The results of the simulation analysis assume that measurements are consistent with the wave reflection model. In practice, other factors unrelated to wave reflections from the placenta could partially explain waveform variation along the UA, such as attenuation of the pulse wave due to viscous energy loss in the blood and non-elastic forces in the vessel walls. However, a large subset of cases (such as the low reflection example in Fig. 3) show very little to no difference in waveform shape between the two ends of the cord, indicating that energy loss due to these factors is negligible. We have previously shown that the patterns of waveform variation are not consistent with attenuation along the cord [3]. It should be noted that cord abnormalities or temporary compression of the UA may generate reflections along the cord, which cannot be accounted for by the wave reflection model. A difficulty with non-simultaneous ultrasound acquisitions from each end of the UA is the possibility that cardiac output changes between measurements, therefore invalidating the wave reflection model. Efforts can be taken to mitigate this, such as scanning during periods of fetal quiescence or rejecting measurement pairs with significant heart rate variation.

This work builds on previous work that made no assumptions about the shape of the IRF to constrain the wave reflection model [3], [10]. Instead, the wave reflection model was assumed to be consistent with a third measurement near the middle of the UA. In doing so, the parameters of the wave reflection model became over-determined and were solved using non-linear regression, similar to what was done in this work. By removing the need to include a third measured waveform, the chances of the wave reflection model becoming invalidated due to changing cardiac output during the exam have been greatly reduced. This is reflected in the larger fraction of datasets that fit the wave reflection model. 86.3% of measurement pairs analyzed in this work fit the wave reflection model, while only 66.7% of the measurement triplets analyzed in [10] fit the model.

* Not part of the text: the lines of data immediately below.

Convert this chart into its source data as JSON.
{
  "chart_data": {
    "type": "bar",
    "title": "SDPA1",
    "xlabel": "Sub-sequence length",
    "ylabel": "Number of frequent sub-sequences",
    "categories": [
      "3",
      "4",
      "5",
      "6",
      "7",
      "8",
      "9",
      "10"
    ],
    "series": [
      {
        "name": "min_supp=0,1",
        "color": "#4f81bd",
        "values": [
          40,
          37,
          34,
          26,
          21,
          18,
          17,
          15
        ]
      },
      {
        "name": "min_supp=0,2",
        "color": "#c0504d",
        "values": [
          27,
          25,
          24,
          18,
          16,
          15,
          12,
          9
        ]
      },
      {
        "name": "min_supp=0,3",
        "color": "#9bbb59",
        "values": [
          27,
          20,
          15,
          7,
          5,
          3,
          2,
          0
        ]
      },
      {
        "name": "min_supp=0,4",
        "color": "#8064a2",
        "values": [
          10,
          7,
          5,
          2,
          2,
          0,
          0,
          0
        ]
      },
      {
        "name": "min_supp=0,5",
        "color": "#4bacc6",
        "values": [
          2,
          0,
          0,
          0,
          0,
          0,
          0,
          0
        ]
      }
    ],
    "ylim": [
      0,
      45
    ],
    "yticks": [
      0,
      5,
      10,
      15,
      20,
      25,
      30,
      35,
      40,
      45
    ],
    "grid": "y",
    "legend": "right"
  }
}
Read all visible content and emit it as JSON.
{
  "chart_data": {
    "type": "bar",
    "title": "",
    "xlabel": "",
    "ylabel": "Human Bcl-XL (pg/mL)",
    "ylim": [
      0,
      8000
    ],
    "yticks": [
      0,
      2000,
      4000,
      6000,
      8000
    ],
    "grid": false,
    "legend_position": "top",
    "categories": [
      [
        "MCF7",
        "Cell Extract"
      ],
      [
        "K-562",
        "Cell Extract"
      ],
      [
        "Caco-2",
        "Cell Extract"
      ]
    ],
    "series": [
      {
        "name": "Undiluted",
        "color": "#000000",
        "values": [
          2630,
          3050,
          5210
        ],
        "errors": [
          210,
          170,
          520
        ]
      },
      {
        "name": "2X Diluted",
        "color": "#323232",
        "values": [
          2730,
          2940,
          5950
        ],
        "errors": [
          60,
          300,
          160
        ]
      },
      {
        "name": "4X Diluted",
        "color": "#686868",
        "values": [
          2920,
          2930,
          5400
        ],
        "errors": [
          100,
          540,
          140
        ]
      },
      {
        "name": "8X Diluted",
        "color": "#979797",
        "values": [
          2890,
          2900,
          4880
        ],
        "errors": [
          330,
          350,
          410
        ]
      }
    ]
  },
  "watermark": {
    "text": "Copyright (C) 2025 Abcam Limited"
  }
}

In conclusion, we have presented here a novel analysis technique to measure wave reflections in the human UA that utilizes blood velocity waveforms measured at either end of the UA. In this work, we measured these velocity waveforms in a cohort of 142 pregnant volunteers using Doppler ultrasound. From this cohort, we applied our analysis technique to 212 waveform pairs. 183 of these measurement pairs yielded a valid solution to the wave reflection model that was consistent with the proposed placental impulse response. The analysis technique was validated using Monte Carlo simulations. These simulations showed that when the measured data is consistent with the wave reflection model, the proposed technique converges on the correct solution. Increasing levels of measurement noise decrease the precision by which the parameters of the forward and backward propagating waves can be estimated. Under noise levels typical of clinical ultrasound, the most relevant parameters of the wave reflection model (Γ_e and Γ_d) could still be estimated with high precision and low bias, relative to their estimated biological distribution.